Forum OpenACS Q&A: Re: OpenFTS problem with non US_ASCII characters

Collapse
Posted by Claudio Pasolini on
Thank you very much, Gary: now it works!

Actually I was already quite close to the solution, but I converted the lexem to unicode instead of utf-8, without success.

Furthermore I had to shut down and restart aolserver to get things work.

Collapse
Posted by Joel Aufrecht on
I have two related problems.

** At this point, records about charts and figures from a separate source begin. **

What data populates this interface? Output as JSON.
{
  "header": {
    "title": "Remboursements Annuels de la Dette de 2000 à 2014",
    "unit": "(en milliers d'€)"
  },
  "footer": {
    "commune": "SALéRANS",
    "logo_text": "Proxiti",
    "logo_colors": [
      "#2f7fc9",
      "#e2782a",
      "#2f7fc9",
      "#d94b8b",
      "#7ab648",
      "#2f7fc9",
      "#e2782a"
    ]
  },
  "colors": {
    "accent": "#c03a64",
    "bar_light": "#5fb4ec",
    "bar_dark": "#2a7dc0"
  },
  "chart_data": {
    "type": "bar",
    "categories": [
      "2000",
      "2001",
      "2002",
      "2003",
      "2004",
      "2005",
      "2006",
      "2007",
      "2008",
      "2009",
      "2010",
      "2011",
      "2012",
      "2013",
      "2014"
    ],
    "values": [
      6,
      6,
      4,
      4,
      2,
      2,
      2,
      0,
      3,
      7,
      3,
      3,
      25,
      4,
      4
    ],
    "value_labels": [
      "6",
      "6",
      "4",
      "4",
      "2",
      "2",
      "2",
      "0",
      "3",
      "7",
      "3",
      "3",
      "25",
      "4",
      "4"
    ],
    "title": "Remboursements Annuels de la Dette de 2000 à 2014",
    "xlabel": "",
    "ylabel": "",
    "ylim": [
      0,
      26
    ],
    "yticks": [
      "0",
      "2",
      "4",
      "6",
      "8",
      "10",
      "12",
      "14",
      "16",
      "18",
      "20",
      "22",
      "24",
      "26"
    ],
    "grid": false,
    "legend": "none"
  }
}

I applied the fix above and restarted but it didn't have any effect, which is unsurprising because my error messages are slightly different:
[08/Nov/2004:13:47:18][16217.163850][-sched:25-] Error: Ns_PgExec: result status: 7 message: ERROR:  Invalid UNICODE character sequence found (0xc200)

transaction error
[08/Nov/2004:13:47:18][16217.163850][-sched:25-] Error: Aborting transaction due to error:
Database operation "dml" failed (exception ERROR, "ERROR:  Invalid UNICODE character sequence found (0xc200)
")

ERROR:  Invalid UNICODE character sequence found (0xc200)

SQL:
                    insert into index8
                        (lexem,tid,pos)
                         values
                        ('0rÂ,16537,
                        '{1005}')
and
[08/Nov/2004:13:47:54][16217.163850][-sched:25-] Error: Ns_PgExec: result status: 7 message: ERROR:  Cannot insert a duplicate key into unique index in
dex10_key

transaction error
[08/Nov/2004:13:47:54][16217.163850][-sched:25-] Error: Aborting transaction due to error:
Database operation "dml" failed (exception ERROR, "ERROR:  Cannot insert a duplicate key into unique index index10_key
")

ERROR:  Cannot insert a duplicate key into unique index index10_key

SQL:
                    insert into index10
                        (lexem,tid,pos)
                         values
                        ('2004',18789,
                        '{20}')
Collapse
Posted by Claudio Pasolini on
Joel,

regarding the UNICODE error something has gone wrong, because you are again trying to insert an unconverted (or badly converted) string: perhaps you could try your patch in a sample tcl script and verify if it actually does the conversion.

I also got the duplicate key problem, but I ignored it for the moment, because it is caused by the double insertion into the search_observer_queue when you create a new content (I observed this creating a news): in this case the content will be processed correctly.